Beautiful! Brilliant with the rain catchment. I am curious as to how the aircrete domes are doing in earthquake prone areas so far. It is hard to see the actual inside structure of your buildings so I can't tell if it is the aircrete domegaia type build or different?
Council approval issues with aerated concrete.
When I was considering the dome home I contacted council and was told they’d be happy with any material as long as it was designed by a structural engineer.
The development approval though was a surprise!
There is no national building code for aerated concrete so council’s building inspectors won’t do the progress inspections and certifications required at different stages of the build. These include: inspecting and approving the footings before concrete is poured; reinforced concrete floors etc had to be inspected and signed off by the structural engineer.
For me this would be a huge impost: the engineer is 800kms and two flights each way from Longreach. And three days out of his working week. As a result council has agreed that a local builder can give a verbal report answering the engineer’s queries by phone and we supply photos and videos as required and if the engineer’s happy he’ll sign off on it.

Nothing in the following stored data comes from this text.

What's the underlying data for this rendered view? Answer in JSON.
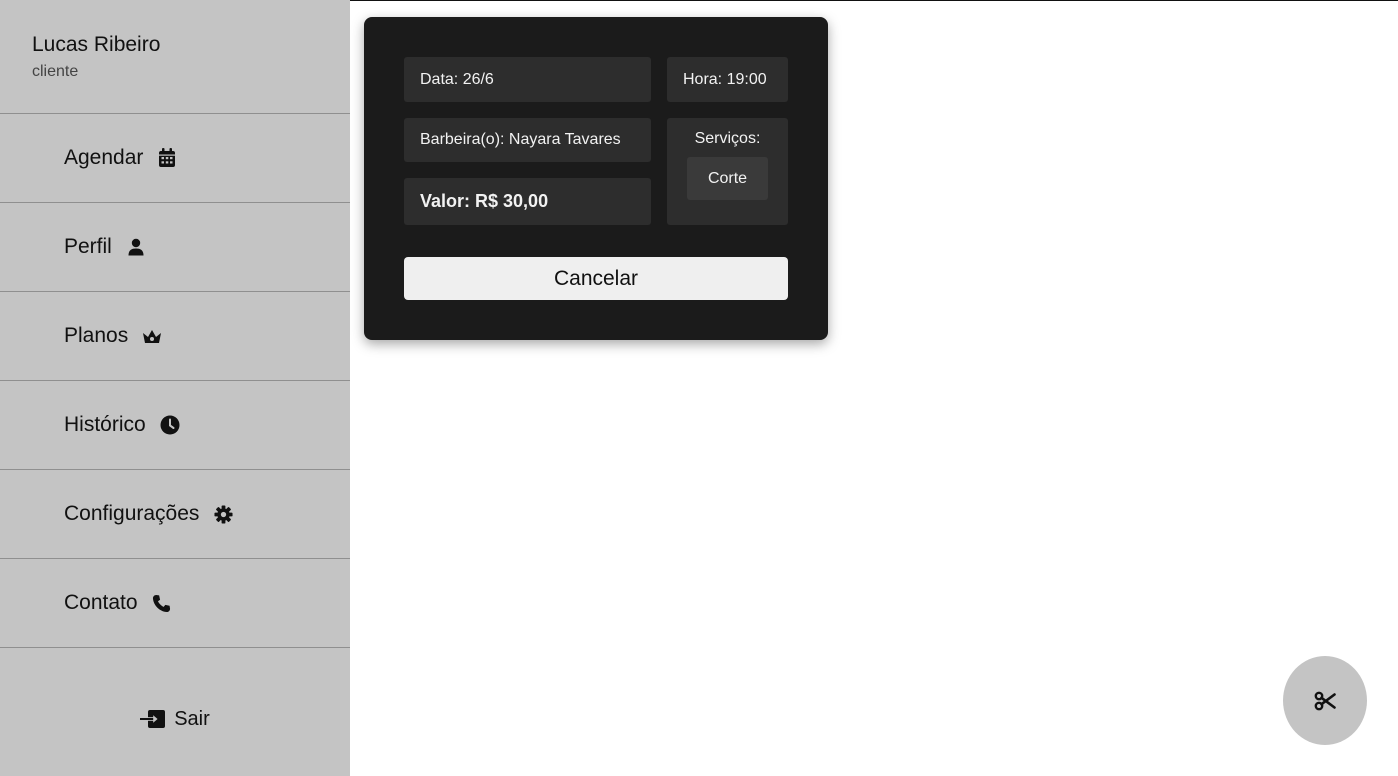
{
  "user": {
    "name": "Lucas Ribeiro",
    "role": "cliente"
  },
  "nav": {
    "items": [
      {
        "label": "Agendar",
        "icon": "calendar-icon"
      },
      {
        "label": "Perfil",
        "icon": "user-icon"
      },
      {
        "label": "Planos",
        "icon": "crown-icon"
      },
      {
        "label": "Histórico",
        "icon": "clock-icon"
      },
      {
        "label": "Configurações",
        "icon": "gear-icon"
      },
      {
        "label": "Contato",
        "icon": "phone-icon"
      }
    ],
    "logout": {
      "label": "Sair",
      "icon": "sign-in-icon"
    }
  },
  "appointment": {
    "date": "Data: 26/6",
    "hour": "Hora: 19:00",
    "barber": "Barbeira(o): Nayara Tavares",
    "value": "Valor: R$ 30,00",
    "services_title": "Serviços:",
    "services": [
      "Corte"
    ],
    "cancel_label": "Cancelar"
  },
  "fab": {
    "icon": "scissors-icon"
  },
  "colors": {
    "sidebar_bg": "#c4c4c4",
    "card_bg": "#1b1b1b",
    "field_bg": "#2d2d2d",
    "button_bg": "#efefef"
  }
}
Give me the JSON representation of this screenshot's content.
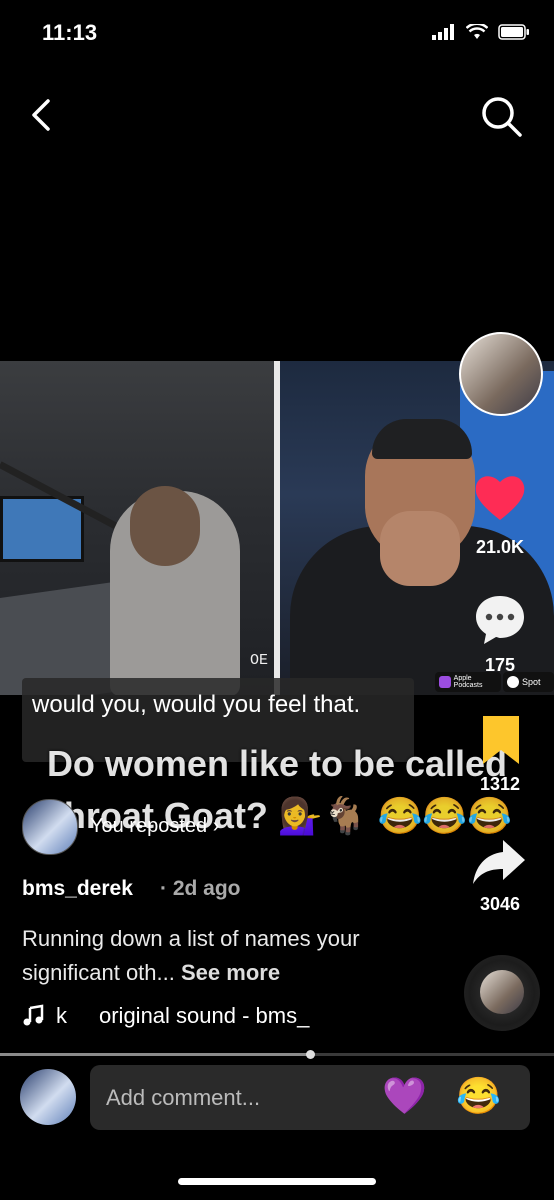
{
  "status_bar": {
    "time": "11:13"
  },
  "video": {
    "caption": "would you, would you feel that.",
    "overlay_text": "Do women like to be called Throat Goat? 💁‍♀️🐐 😂😂😂",
    "oe_label": "OE",
    "apple_badge": "Apple Podcasts",
    "spotify_badge": "Spot"
  },
  "repost": {
    "label": "You reposted"
  },
  "post": {
    "author": "bms_derek",
    "time": "· 2d ago",
    "description": "Running down a list of names your significant oth...",
    "see_more": "See more",
    "sound_prefix": "k",
    "sound": "original sound - bms_"
  },
  "rail": {
    "likes": "21.0K",
    "comments": "175",
    "saves": "1312",
    "shares": "3046"
  },
  "comment_bar": {
    "placeholder": "Add comment...",
    "emoji_1": "💜",
    "emoji_2": "😂"
  },
  "colors": {
    "like": "#fe2c55",
    "bookmark": "#fdc62c"
  }
}
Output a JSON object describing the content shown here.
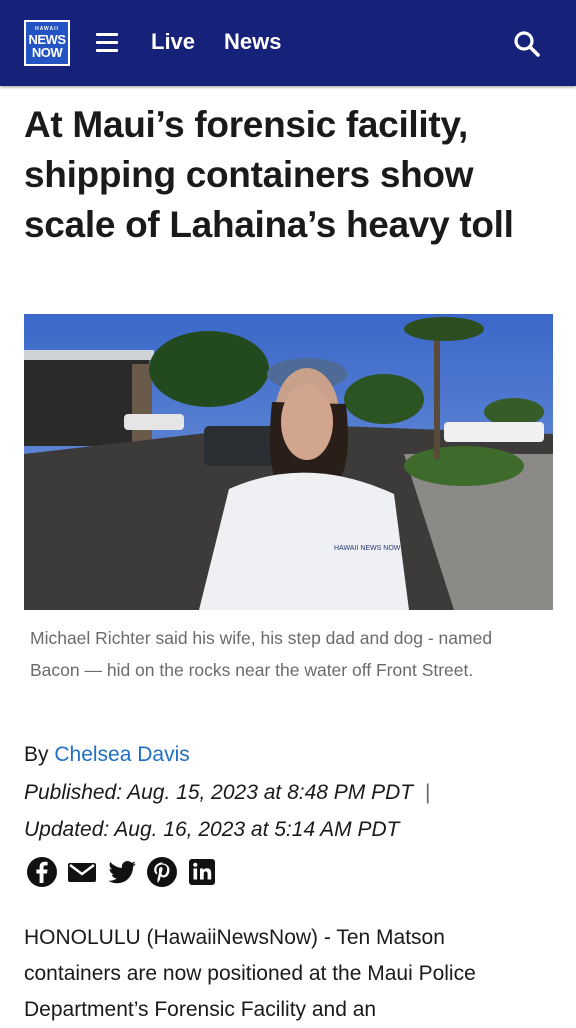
{
  "header": {
    "logo": {
      "line0": "HAWAII",
      "line1": "NEWS",
      "line2": "NOW"
    },
    "nav": {
      "live": "Live",
      "news": "News"
    }
  },
  "article": {
    "headline": "At Maui’s forensic facility, shipping containers show scale of Lahaina’s heavy toll",
    "caption": "Michael Richter said his wife, his step dad and dog - named Bacon — hid on the rocks near the water off Front Street.",
    "photo_watermark": "HAWAII NEWS NOW",
    "byline_prefix": "By",
    "author": "Chelsea Davis",
    "published": "Published: Aug. 15, 2023 at 8:48 PM PDT",
    "separator": "|",
    "updated": "Updated: Aug. 16, 2023 at 5:14 AM PDT",
    "share_icons": [
      "facebook-icon",
      "email-icon",
      "twitter-icon",
      "pinterest-icon",
      "linkedin-icon"
    ],
    "body": "HONOLULU (HawaiiNewsNow) - Ten Matson containers are now positioned at the Maui Police Department’s Forensic Facility and an"
  },
  "colors": {
    "header_bg": "#16217a",
    "author_link": "#1f6fc4",
    "caption_text": "#6b6b6b"
  }
}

I suppose the moral is to use your local neighbourhood structural engineer (though that’s what I did).
@Anm8or Hello!!! Thank you so much for your message. I'm really looking forward to work with you to build arecrete dome house in Michigan. I have seen a post with a picture of aircrete dome house by someone from Michigan on this website. However, the person mentioned that the house is only about 200 sqft (if i remember correctly) and it requires a building permit from the department if you want bigger dome house.
My biggest concern is getting a permit from Michigan government.
I have been contacting people who are interested in this project.
I'm trying to build one in Ann Arbor area, but I probably need a building permit also.
To be honest, I'm not sure where to start, but lets do our best and make it happen together!!
Please let me know if you have any good ideas & updates.
thank you so much for your support again.
At the Mazunte workshop 35 inexperienced people got a 6m dome almost completed in a week. The organisers quote about $10,000 for a dome home (not including the cost of the footings, because it varies so much depending on the soil type).
The biggest expense was for plans drawn up by a structural engineer as required by my local council. I reckon it’s costing me about $A1 a block (220 x 330mm) and I’ll need about 2500 for the 3 domes.
Corners and eaves catch high winds. Thats why conventional constructions are always ripped apart by tornados and hurricanes. Flat roofs leak in rains, so a pitch needs to be added to the roof, adding complexity and expense. Aircrete domes have no roof so I suspect much less long term maintenance is needed as well.
sorry i lost ur mail.... now i got it :-)
JOHN, as i told u that i will not build a dome anymore. it was a nice idea.
i made different types of bricks, i still have some samples. and the tool for the foam. it works fine. u have to experiment urself, then u will see, its not as easy as u may think. to build the foam mashine was the most difficult, to make the bricks was just easy. u can get the mashine for a reasonable donation even the foam liquit if u want to make ur own experience.